Mr. McClure had claimed that he had been framed by the bikers club. He sat impassively as the verdicts and sentences were read. His lawyer, Lisa Maxfield of Portland, said he would appeal.
The jury in Washington County Circuit Court deliberated more than six hours over two days before returning the unanimous verdicts.
Judge Jon B. Lund called the trial one of the "most egregious" murder cases he had ever heard. He told Mr. McClure that he had killed "four innocent people in a heartless and coldblooded fashion."
Continue reading the main story
Execution-Style Killings
On Aug. 7, 1977, Margo Compton, 24, was found dead in her home in the rural town of Gaston, along with her daughters, Sylvia and Sandra, and Gary Seslar, 19, the son of her boyfriend. Each had been shot in the head.
Ms. Compton's sister, Lynne Spieckerman of Gonzales, Tex., burst into tears when the verdict was announced. She and Bonnie Sleeper, who was Mr. Seslar's fiancee and who discovered the bodies, both hugged the prosecutors, Robert Hamilton and Robert Heard.
"I believed in these guys," Ms. Spieckerman said. "They really knew what they were doing. When you kill children and innocent people, you just can't get away with it. You just can't get away with it."

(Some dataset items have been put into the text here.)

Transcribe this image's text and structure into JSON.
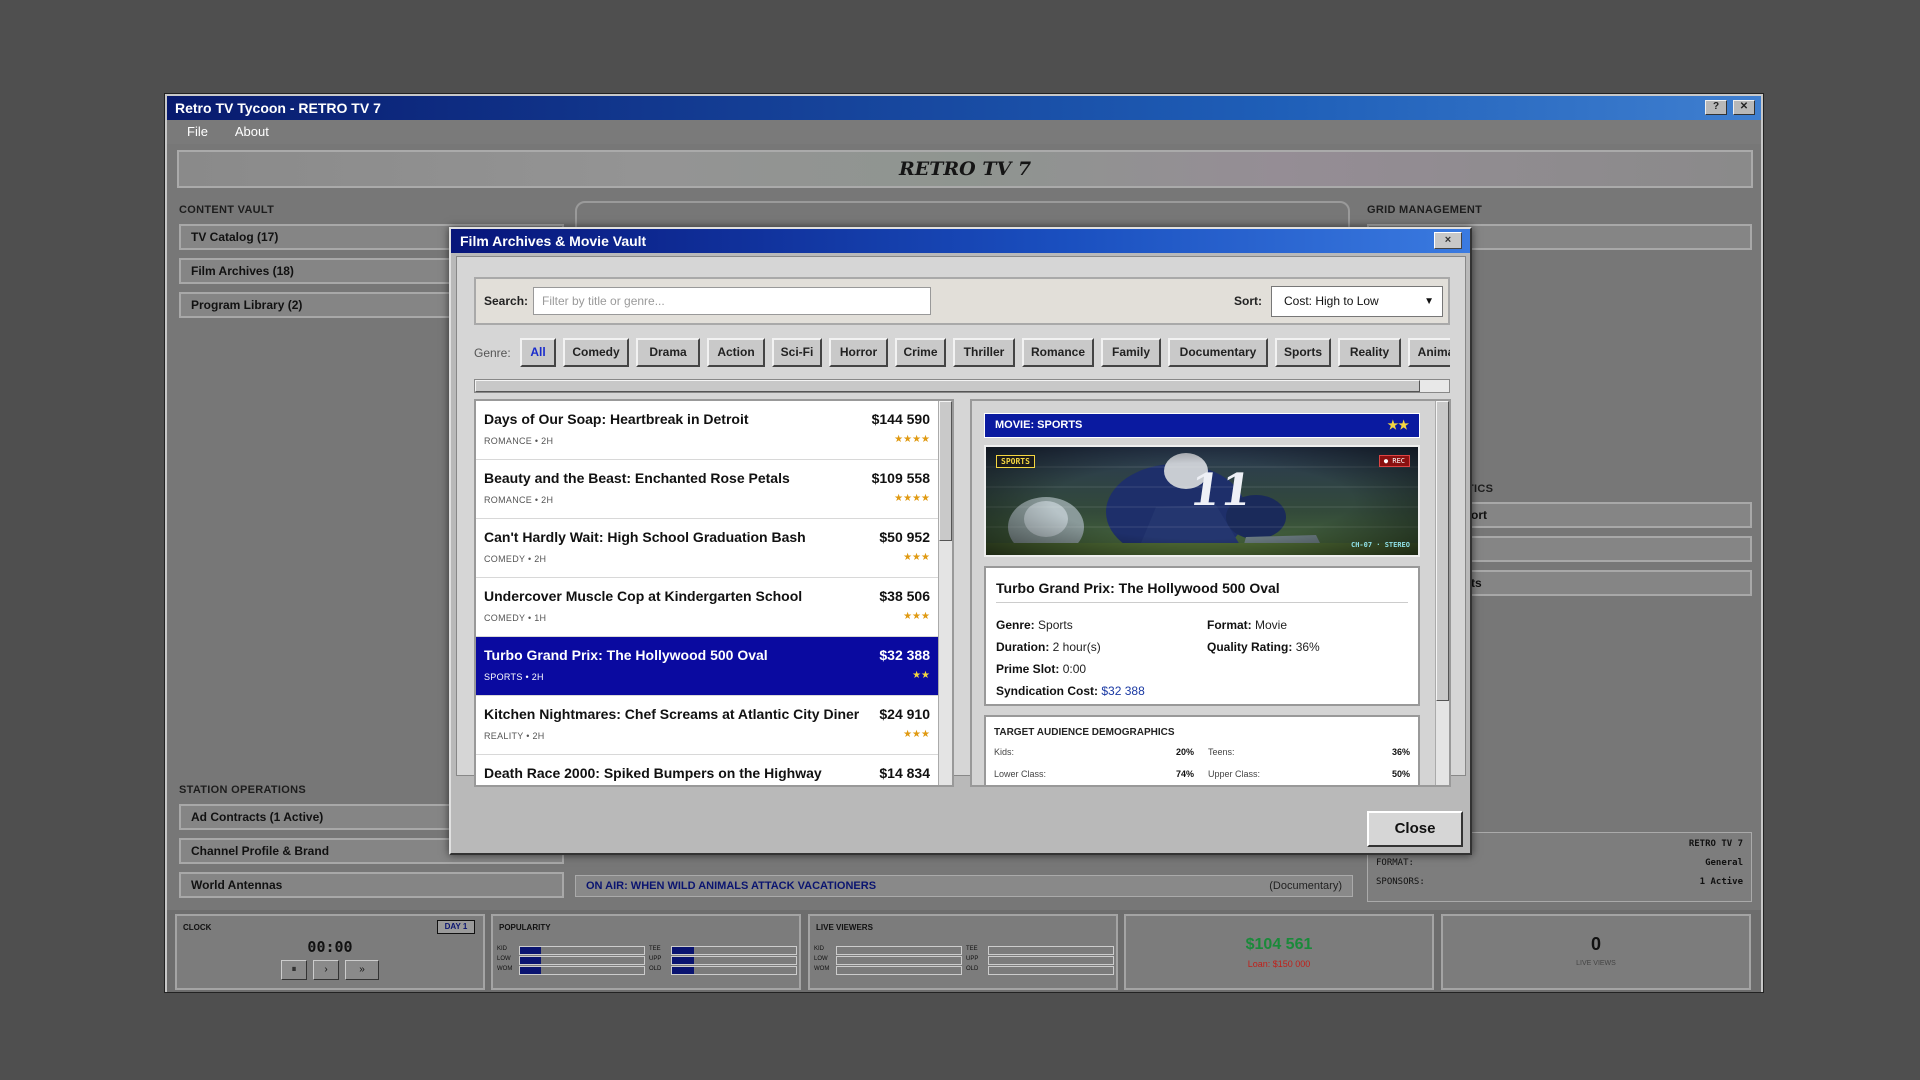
{
  "window": {
    "title": "Retro TV Tycoon - RETRO TV 7"
  },
  "menu": [
    "File",
    "About"
  ],
  "banner": {
    "title": "RETRO TV 7"
  },
  "content_vault": {
    "heading": "CONTENT VAULT",
    "items": [
      "TV Catalog (17)",
      "Film Archives (18)",
      "Program Library (2)"
    ]
  },
  "grid_management": {
    "heading": "GRID MANAGEMENT"
  },
  "statistics": {
    "heading_fragment": "TICS",
    "item1": "ort",
    "item3": "ts"
  },
  "station_operations": {
    "heading": "STATION OPERATIONS",
    "items": [
      "Ad Contracts (1 Active)",
      "Channel Profile & Brand",
      "World Antennas"
    ]
  },
  "on_air": {
    "text": "ON AIR: WHEN WILD ANIMALS ATTACK VACATIONERS",
    "category": "(Documentary)"
  },
  "station_info": {
    "name_value": "RETRO TV 7",
    "format_label": "FORMAT:",
    "format_value": "General",
    "sponsors_label": "SPONSORS:",
    "sponsors_value": "1 Active"
  },
  "status": {
    "clock": {
      "label": "CLOCK",
      "day": "DAY 1",
      "time": "00:00",
      "controls": [
        "⏸",
        "›",
        "»"
      ]
    },
    "popularity": {
      "label": "POPULARITY",
      "bars": [
        {
          "label": "KID",
          "level": 0.17
        },
        {
          "label": "TEE",
          "level": 0.18
        },
        {
          "label": "LOW",
          "level": 0.17
        },
        {
          "label": "UPP",
          "level": 0.18
        },
        {
          "label": "WOM",
          "level": 0.17
        },
        {
          "label": "OLD",
          "level": 0.18
        }
      ]
    },
    "live_viewers": {
      "label": "LIVE VIEWERS",
      "bars": [
        {
          "label": "KID",
          "level": 0
        },
        {
          "label": "TEE",
          "level": 0
        },
        {
          "label": "LOW",
          "level": 0
        },
        {
          "label": "UPP",
          "level": 0
        },
        {
          "label": "WOM",
          "level": 0
        },
        {
          "label": "OLD",
          "level": 0
        }
      ]
    },
    "money": {
      "value": "$104 561",
      "loan": "Loan: $150 000"
    },
    "views": {
      "value": "0",
      "label": "LIVE VIEWS"
    }
  },
  "modal": {
    "title": "Film Archives & Movie Vault",
    "close_x": "×",
    "search_label": "Search:",
    "search_placeholder": "Filter by title or genre...",
    "sort_label": "Sort:",
    "sort_value": "Cost: High to Low",
    "genre_label": "Genre:",
    "genres": [
      "All",
      "Comedy",
      "Drama",
      "Action",
      "Sci-Fi",
      "Horror",
      "Crime",
      "Thriller",
      "Romance",
      "Family",
      "Documentary",
      "Sports",
      "Reality",
      "Animat"
    ],
    "active_genre": "All",
    "films": [
      {
        "title": "Days of Our Soap: Heartbreak in Detroit",
        "meta": "ROMANCE • 2H",
        "price": "$144 590",
        "stars": "★★★★"
      },
      {
        "title": "Beauty and the Beast: Enchanted Rose Petals",
        "meta": "ROMANCE • 2H",
        "price": "$109 558",
        "stars": "★★★★"
      },
      {
        "title": "Can't Hardly Wait: High School Graduation Bash",
        "meta": "COMEDY • 2H",
        "price": "$50 952",
        "stars": "★★★"
      },
      {
        "title": "Undercover Muscle Cop at Kindergarten School",
        "meta": "COMEDY • 1H",
        "price": "$38 506",
        "stars": "★★★"
      },
      {
        "title": "Turbo Grand Prix: The Hollywood 500 Oval",
        "meta": "SPORTS • 2H",
        "price": "$32 388",
        "stars": "★★"
      },
      {
        "title": "Kitchen Nightmares: Chef Screams at Atlantic City Diner",
        "meta": "REALITY • 2H",
        "price": "$24 910",
        "stars": "★★★"
      },
      {
        "title": "Death Race 2000: Spiked Bumpers on the Highway",
        "meta": "",
        "price": "$14 834",
        "stars": ""
      }
    ],
    "selected_index": 4,
    "detail": {
      "header": "MOVIE: SPORTS",
      "stars": "★★",
      "image_tag": "SPORTS",
      "image_rec": "● REC",
      "image_channel": "CH-07 · STEREO",
      "jersey_number": "11",
      "name": "Turbo Grand Prix: The Hollywood 500 Oval",
      "genre_label": "Genre:",
      "genre": "Sports",
      "format_label": "Format:",
      "format": "Movie",
      "duration_label": "Duration:",
      "duration": "2 hour(s)",
      "quality_label": "Quality Rating:",
      "quality": "36%",
      "prime_label": "Prime Slot:",
      "prime": "0:00",
      "cost_label": "Syndication Cost:",
      "cost": "$32 388",
      "demographics_heading": "TARGET AUDIENCE DEMOGRAPHICS",
      "demographics": [
        {
          "label": "Kids:",
          "value": "20%"
        },
        {
          "label": "Teens:",
          "value": "36%"
        },
        {
          "label": "Lower Class:",
          "value": "74%"
        },
        {
          "label": "Upper Class:",
          "value": "50%"
        }
      ]
    },
    "close_button": "Close"
  },
  "colors": {
    "accent_blue": "#0a0aa0",
    "money_green": "#1a8a3a",
    "loan_red": "#c0201a",
    "star_gold": "#e09a12"
  }
}
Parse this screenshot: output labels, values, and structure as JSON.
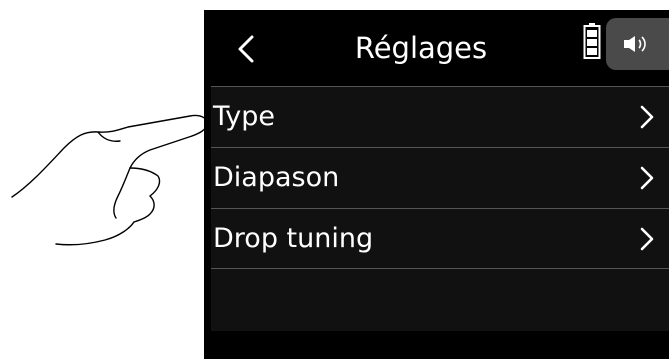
{
  "header": {
    "back_icon": "chevron-left-icon",
    "title": "Réglages",
    "battery_icon": "battery-icon",
    "speaker_icon": "speaker-icon"
  },
  "menu": {
    "items": [
      {
        "label": "Type",
        "icon": "chevron-right-icon"
      },
      {
        "label": "Diapason",
        "icon": "chevron-right-icon"
      },
      {
        "label": "Drop tuning",
        "icon": "chevron-right-icon"
      }
    ]
  },
  "illustration": {
    "icon": "pointing-hand-icon"
  },
  "colors": {
    "screen_bg": "#111111",
    "bar_bg": "#000000",
    "divider": "#555555",
    "text": "#ffffff",
    "speaker_tab": "#4a4a4a"
  }
}
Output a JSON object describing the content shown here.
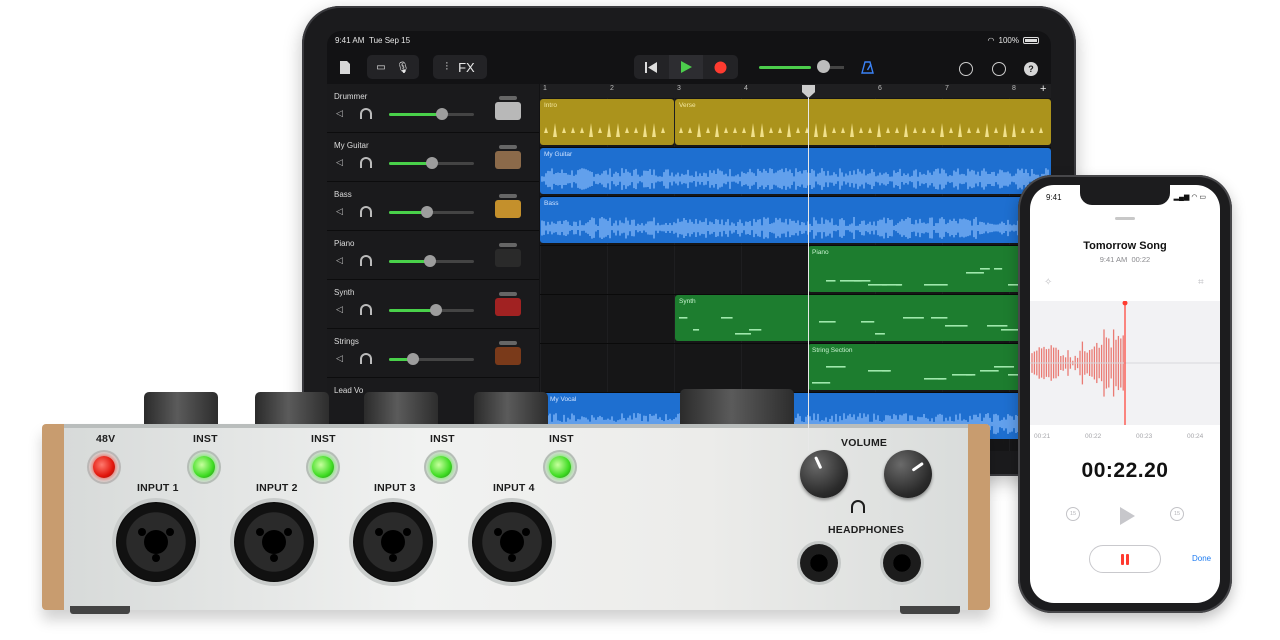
{
  "ipad": {
    "status": {
      "time": "9:41 AM",
      "date": "Tue Sep 15",
      "battery": "100%"
    },
    "toolbar": {
      "fx_label": "FX"
    },
    "ruler": [
      "1",
      "2",
      "3",
      "4",
      "5",
      "6",
      "7",
      "8"
    ],
    "tracks": [
      {
        "name": "Drummer",
        "level": 0.62
      },
      {
        "name": "My Guitar",
        "level": 0.5
      },
      {
        "name": "Bass",
        "level": 0.45
      },
      {
        "name": "Piano",
        "level": 0.48
      },
      {
        "name": "Synth",
        "level": 0.55
      },
      {
        "name": "Strings",
        "level": 0.28
      },
      {
        "name": "Lead Vo"
      }
    ],
    "regions": {
      "intro": "Intro",
      "verse": "Verse",
      "guitar": "My Guitar",
      "bass": "Bass",
      "piano": "Piano",
      "synth": "Synth",
      "strings": "String Section",
      "vocal": "My Vocal"
    },
    "colors": {
      "drummer": "#ab931c",
      "audio": "#1e6fd0",
      "midi": "#1d7d2f"
    }
  },
  "interface": {
    "phantom_label": "48V",
    "inst_labels": [
      "INST",
      "INST",
      "INST",
      "INST"
    ],
    "inputs": [
      "INPUT 1",
      "INPUT 2",
      "INPUT 3",
      "INPUT 4"
    ],
    "volume_label": "VOLUME",
    "headphones_label": "HEADPHONES",
    "colors": {
      "phantom_led": "#e2160c",
      "inst_led": "#3fdc23",
      "wood": "#c89c6f"
    }
  },
  "iphone": {
    "status_time": "9:41",
    "title": "Tomorrow Song",
    "meta_time": "9:41 AM",
    "meta_duration": "00:22",
    "ticks": [
      "00:21",
      "00:22",
      "00:23",
      "00:24"
    ],
    "timer": "00:22.20",
    "skip_back": "15",
    "skip_fwd": "15",
    "done_label": "Done",
    "colors": {
      "record": "#ff3b30",
      "accent": "#1e7cf2"
    }
  }
}
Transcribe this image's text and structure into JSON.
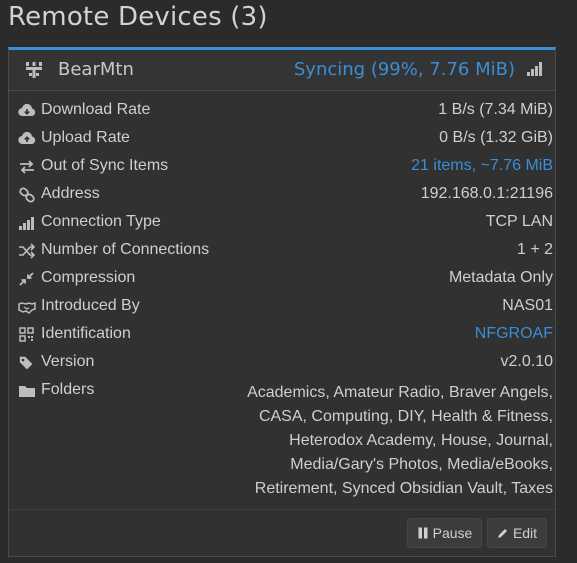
{
  "page": {
    "title": "Remote Devices (3)"
  },
  "device": {
    "name": "BearMtn",
    "status": "Syncing (99%, 7.76 MiB)",
    "rows": [
      {
        "key": "download_rate",
        "label": "Download Rate",
        "value": "1 B/s (7.34 MiB)",
        "icon": "cloud-download-icon"
      },
      {
        "key": "upload_rate",
        "label": "Upload Rate",
        "value": "0 B/s (1.32 GiB)",
        "icon": "cloud-upload-icon"
      },
      {
        "key": "out_of_sync",
        "label": "Out of Sync Items",
        "value": "21 items, ~7.76 MiB",
        "icon": "exchange-icon",
        "link": true
      },
      {
        "key": "address",
        "label": "Address",
        "value": "192.168.0.1:21196",
        "icon": "link-icon"
      },
      {
        "key": "connection_type",
        "label": "Connection Type",
        "value": "TCP LAN",
        "icon": "signal-icon"
      },
      {
        "key": "num_connections",
        "label": "Number of Connections",
        "value": "1 + 2",
        "icon": "random-icon"
      },
      {
        "key": "compression",
        "label": "Compression",
        "value": "Metadata Only",
        "icon": "compress-icon"
      },
      {
        "key": "introduced_by",
        "label": "Introduced By",
        "value": "NAS01",
        "icon": "handshake-icon"
      },
      {
        "key": "identification",
        "label": "Identification",
        "value": "NFGROAF",
        "icon": "qrcode-icon",
        "link": true
      },
      {
        "key": "version",
        "label": "Version",
        "value": "v2.0.10",
        "icon": "tag-icon"
      }
    ],
    "folders": {
      "label": "Folders",
      "icon": "folder-icon",
      "lines": [
        "Academics, Amateur Radio, Braver Angels,",
        "CASA, Computing, DIY, Health & Fitness,",
        "Heterodox Academy, House, Journal,",
        "Media/Gary's Photos, Media/eBooks,",
        "Retirement, Synced Obsidian Vault, Taxes"
      ]
    },
    "buttons": {
      "pause": "Pause",
      "edit": "Edit"
    }
  },
  "colors": {
    "accent": "#3b8ed6",
    "background": "#2b2b2b",
    "panel": "#313131"
  }
}
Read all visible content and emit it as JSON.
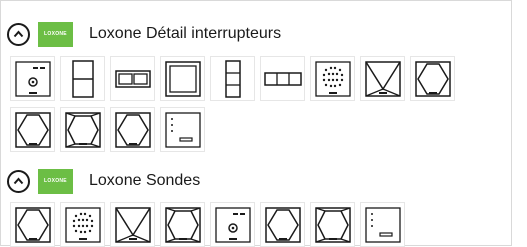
{
  "groups": [
    {
      "title": "Loxone Détail interrupteurs",
      "logo_text": "LOXONE",
      "rows": [
        [
          "presence-sensor-icon",
          "switch-2-vertical-icon",
          "switch-2-horizontal-icon",
          "switch-1-square-icon",
          "switch-3-vertical-icon",
          "switch-3-horizontal-icon",
          "dot-grid-icon",
          "touch-corners-x-icon",
          "touch-hex-icon"
        ],
        [
          "touch-hex-icon",
          "touch-hex-full-icon",
          "touch-hex-icon",
          "touch-surface-icon"
        ]
      ]
    },
    {
      "title": "Loxone Sondes",
      "logo_text": "LOXONE",
      "rows": [
        [
          "touch-hex-icon",
          "dot-grid-icon",
          "touch-corners-x-icon",
          "touch-hex-full-icon",
          "presence-sensor-icon",
          "touch-hex-icon",
          "touch-hex-full-icon",
          "touch-surface-icon"
        ]
      ]
    }
  ],
  "colors": {
    "logo_green": "#6cbe45",
    "stroke": "#1a1a1a"
  }
}
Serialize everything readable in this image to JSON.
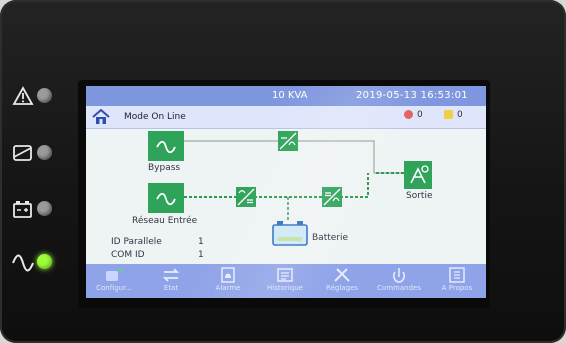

Mr. Hamilton said, "I'm relieved because this has been a long, long journey and I'm appreciative to so many, starting with the jury."
The prosecutors contended that Mr. McClure had been under orders from Odis Garrett to kill Ms. Compton in retaliation for her testimony against several Hell's Angels in a San Francisco prostitution trial.
Both Mr. McClure and Mr. Garrett, a leader of the Oakland, Calif., chapter of the Hell's Angels, were later imprisoned on drug charges.
Facing Extradition
Mr. Garrett, who was also charged in the killings, is serving time in a California prison on a drug conviction but still faces extradition to Oregon. He was convicted in the San Francisco prostitution case after Ms. Compton testified against him.
Several prison inmates testified that the two had talked about their roles in the killings. The inmates said they had agreed to testify for the state because killing children violated their code of conduct.
One prisoner testified that Mr. McClure had bragged about making Ms. Compton watch as he shot her daughters first and had claimed that they had died clutching their teddy bears.
Mr. McClure, described as a hanger-on rather than a member of the biker club, maintained that he had been framed by the Hell's Angels because they wanted to protect the real killer. The defense claimed that the inmates who testified had done so to gain early release or better prison housing.
Security at the suburban courthouse, about 15 miles west of Portland, was extremely tight through the seven-week trial.
'Infamous Case'
More than 75 witnesses testified, including members of the Hell's Angels and the Aryan Brotherhood prison gang. Many were brought into the courtroom in leg irons, handcuffs and waist chains.
Lou Barbaria, a senior investigator with the New York State Police, has been following the trial from across the country. "It's an infamous case in the law-enforcement circuit," Mr. Barbaria said. He cited a Federal court case in New York in which the Hell's Angels involvement in the death of Ms. Compton had been admitted as proof of the club's viciousness toward those who testified against them.